Dijkstra grew up in Leeuwarden, a city in the north of the Netherlands. He moved to Rotterdam rather than Amsterdam because, he says, “I love the underdog. There is something interesting in Rotterdam’s architecture: the people, the diversity. I lived there for 20 years.” Studies in communications led to marketing roles in music clubs before Dijkstra pivoted to a more creative path. “I sort of rolled into interiors,” he says, “working in shops and as an interior stylist.”
Dijkstra in his bedroom, with an Auping bed, bedding by Suite702 and wall cabinets from Ikea © Beatriz Janer
Three years ago he found himself at a turning point when he split up from his long-term partner. “I thought, OK, I work freelance. I don’t have an apartment. I don’t have a relationship. I could go wherever I want.”
He settled upon Valencia and found the “perfect apartment” in a late-1920s building in the historic El Carmen neighbourhood. “When I saw the tiled floors it was like, oh yes, this is the Spanish dream,” he says. “The ceilings also have lots of mouldings and ornaments – and they are very high.” Not only does the space make for a good backdrop, it also accommodates his 6ft 7in frame.

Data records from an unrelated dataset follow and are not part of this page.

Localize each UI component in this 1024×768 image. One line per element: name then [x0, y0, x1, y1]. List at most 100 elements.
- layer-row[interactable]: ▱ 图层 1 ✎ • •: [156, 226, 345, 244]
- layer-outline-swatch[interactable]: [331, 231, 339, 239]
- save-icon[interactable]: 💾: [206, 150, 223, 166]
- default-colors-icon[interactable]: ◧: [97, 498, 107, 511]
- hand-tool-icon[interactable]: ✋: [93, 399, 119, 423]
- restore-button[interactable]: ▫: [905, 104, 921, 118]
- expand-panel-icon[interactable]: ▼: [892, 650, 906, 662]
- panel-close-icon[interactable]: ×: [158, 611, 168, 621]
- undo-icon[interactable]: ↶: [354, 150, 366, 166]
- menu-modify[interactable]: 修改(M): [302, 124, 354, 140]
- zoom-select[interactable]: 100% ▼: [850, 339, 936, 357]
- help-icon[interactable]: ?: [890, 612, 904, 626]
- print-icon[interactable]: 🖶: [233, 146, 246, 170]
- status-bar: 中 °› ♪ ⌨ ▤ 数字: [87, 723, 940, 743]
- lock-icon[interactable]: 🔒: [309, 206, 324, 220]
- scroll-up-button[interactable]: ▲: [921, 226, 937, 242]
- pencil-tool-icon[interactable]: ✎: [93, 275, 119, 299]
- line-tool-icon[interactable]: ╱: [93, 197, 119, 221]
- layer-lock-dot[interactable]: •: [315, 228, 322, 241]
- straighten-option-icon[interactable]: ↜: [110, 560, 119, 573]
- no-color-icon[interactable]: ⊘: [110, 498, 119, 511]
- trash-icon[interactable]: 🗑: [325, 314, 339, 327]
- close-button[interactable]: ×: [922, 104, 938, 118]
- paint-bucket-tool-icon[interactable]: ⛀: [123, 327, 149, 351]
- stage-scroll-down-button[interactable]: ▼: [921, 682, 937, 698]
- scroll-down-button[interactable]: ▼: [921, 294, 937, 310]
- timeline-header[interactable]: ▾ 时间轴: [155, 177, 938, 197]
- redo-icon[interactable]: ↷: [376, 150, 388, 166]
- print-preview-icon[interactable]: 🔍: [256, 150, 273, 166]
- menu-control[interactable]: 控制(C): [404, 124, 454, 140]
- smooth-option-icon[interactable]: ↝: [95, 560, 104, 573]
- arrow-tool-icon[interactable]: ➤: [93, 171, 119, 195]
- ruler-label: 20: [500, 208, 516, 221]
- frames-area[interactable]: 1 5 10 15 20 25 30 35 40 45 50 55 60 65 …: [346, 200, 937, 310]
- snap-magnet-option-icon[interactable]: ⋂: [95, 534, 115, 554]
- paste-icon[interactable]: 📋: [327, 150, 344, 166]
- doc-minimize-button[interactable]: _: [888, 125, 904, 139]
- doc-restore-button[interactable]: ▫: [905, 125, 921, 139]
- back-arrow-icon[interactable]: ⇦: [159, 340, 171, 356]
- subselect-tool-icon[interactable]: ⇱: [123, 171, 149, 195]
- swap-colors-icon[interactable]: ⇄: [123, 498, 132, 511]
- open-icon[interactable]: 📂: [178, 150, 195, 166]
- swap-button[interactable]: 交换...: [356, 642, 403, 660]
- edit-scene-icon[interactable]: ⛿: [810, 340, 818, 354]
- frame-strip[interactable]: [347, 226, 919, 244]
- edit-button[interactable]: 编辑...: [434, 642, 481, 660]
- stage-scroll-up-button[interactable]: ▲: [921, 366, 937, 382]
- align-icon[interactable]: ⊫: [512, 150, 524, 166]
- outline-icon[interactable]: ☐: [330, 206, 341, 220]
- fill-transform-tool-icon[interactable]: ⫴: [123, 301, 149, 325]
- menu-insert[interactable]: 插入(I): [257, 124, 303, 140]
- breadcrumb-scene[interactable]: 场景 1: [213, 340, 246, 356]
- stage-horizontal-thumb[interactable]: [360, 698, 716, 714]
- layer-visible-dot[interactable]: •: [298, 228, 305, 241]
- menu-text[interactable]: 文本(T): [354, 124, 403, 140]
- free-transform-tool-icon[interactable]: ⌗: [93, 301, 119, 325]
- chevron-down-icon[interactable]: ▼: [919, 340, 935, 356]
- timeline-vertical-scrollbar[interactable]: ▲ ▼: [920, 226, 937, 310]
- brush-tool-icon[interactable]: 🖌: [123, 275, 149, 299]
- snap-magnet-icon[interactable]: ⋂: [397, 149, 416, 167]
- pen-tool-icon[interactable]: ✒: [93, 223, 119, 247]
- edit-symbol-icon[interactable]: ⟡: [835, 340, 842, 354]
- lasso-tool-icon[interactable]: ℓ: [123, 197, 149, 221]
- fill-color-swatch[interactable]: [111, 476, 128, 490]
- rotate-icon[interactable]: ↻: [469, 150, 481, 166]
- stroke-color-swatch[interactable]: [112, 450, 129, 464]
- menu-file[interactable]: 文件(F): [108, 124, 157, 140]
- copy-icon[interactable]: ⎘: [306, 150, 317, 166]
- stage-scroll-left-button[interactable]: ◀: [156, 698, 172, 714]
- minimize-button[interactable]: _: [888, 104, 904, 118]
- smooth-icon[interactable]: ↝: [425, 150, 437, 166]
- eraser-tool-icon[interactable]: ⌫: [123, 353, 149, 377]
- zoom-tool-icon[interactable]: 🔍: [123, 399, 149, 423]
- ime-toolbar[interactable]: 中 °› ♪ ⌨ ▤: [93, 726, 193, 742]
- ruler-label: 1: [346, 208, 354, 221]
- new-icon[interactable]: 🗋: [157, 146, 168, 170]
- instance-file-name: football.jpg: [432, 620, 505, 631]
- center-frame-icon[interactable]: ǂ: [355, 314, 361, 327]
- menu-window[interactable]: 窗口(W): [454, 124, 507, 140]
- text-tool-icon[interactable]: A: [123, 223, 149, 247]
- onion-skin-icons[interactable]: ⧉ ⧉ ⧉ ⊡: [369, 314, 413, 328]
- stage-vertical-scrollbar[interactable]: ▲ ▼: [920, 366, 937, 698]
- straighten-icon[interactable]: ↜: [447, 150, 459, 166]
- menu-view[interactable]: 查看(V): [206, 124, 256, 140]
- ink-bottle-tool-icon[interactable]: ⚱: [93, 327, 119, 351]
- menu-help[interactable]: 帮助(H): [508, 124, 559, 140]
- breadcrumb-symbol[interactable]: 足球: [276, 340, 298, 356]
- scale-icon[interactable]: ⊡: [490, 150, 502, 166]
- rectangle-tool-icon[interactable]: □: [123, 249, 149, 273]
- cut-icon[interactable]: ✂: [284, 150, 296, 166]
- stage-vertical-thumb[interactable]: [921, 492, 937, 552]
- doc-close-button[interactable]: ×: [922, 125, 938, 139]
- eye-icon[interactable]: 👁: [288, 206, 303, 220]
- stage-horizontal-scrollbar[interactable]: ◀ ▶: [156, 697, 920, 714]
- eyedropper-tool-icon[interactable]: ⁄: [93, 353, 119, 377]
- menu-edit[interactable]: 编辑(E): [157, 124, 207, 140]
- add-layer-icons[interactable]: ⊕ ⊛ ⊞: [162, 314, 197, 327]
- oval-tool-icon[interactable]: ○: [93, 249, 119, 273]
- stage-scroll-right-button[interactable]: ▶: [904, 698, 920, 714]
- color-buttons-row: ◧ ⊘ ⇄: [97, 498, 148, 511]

All his design pieces are functional. In the apartment’s single bedroom, for example, a blue concrete plinth, cast in concentric fronds by Iwan Pol, becomes a bedside table; above it swings one of Belgian duo Muller Van Severen’s tubular hanging lamps. “I use everything and then I use it to make a composition – so sometimes I don’t have a light,” he laughs. “My boyfriend was just here from Paris and was like, ‘Can I have a reading light in the bedroom?’” The request was refused: “It was still part of a stack.”
A Bubble Gum clock by Teun Zwets sits on a pile of books atop a Palissade Collection bench by Ronan and Erwan Bouroullec for Hay © Beatriz Janer
Dijkstra’s adopted city is also increasingly playing a role in his design language. For the month-long Valencia Design Fest last September, he hosted Songs from the Fifth Floor in his apartment, featuring the work of five Valencian artists, including Canoa Lab and Vicent Orts.
Recently, though, he’s been working on installations further afield: one for Suite702 – a presentation of its new bedding collection at its Amsterdam HQ, which took place earlier this month; another at Wonder Festival, a design fair in the Belgian city of Kortrijk (until 2 November). “It’s the first time that I’m doing multiple stacks in a space – it becomes more like a set design, creating a whole world,” says Dijkstra. It’s a challenge but “fun is very important”. “An interior evolves, you select things that are personal, that have a memory. You don’t have to follow trends.” His advice? “Do it with your heart – and use the pieces. This is what stacking is all about: form follows fun.”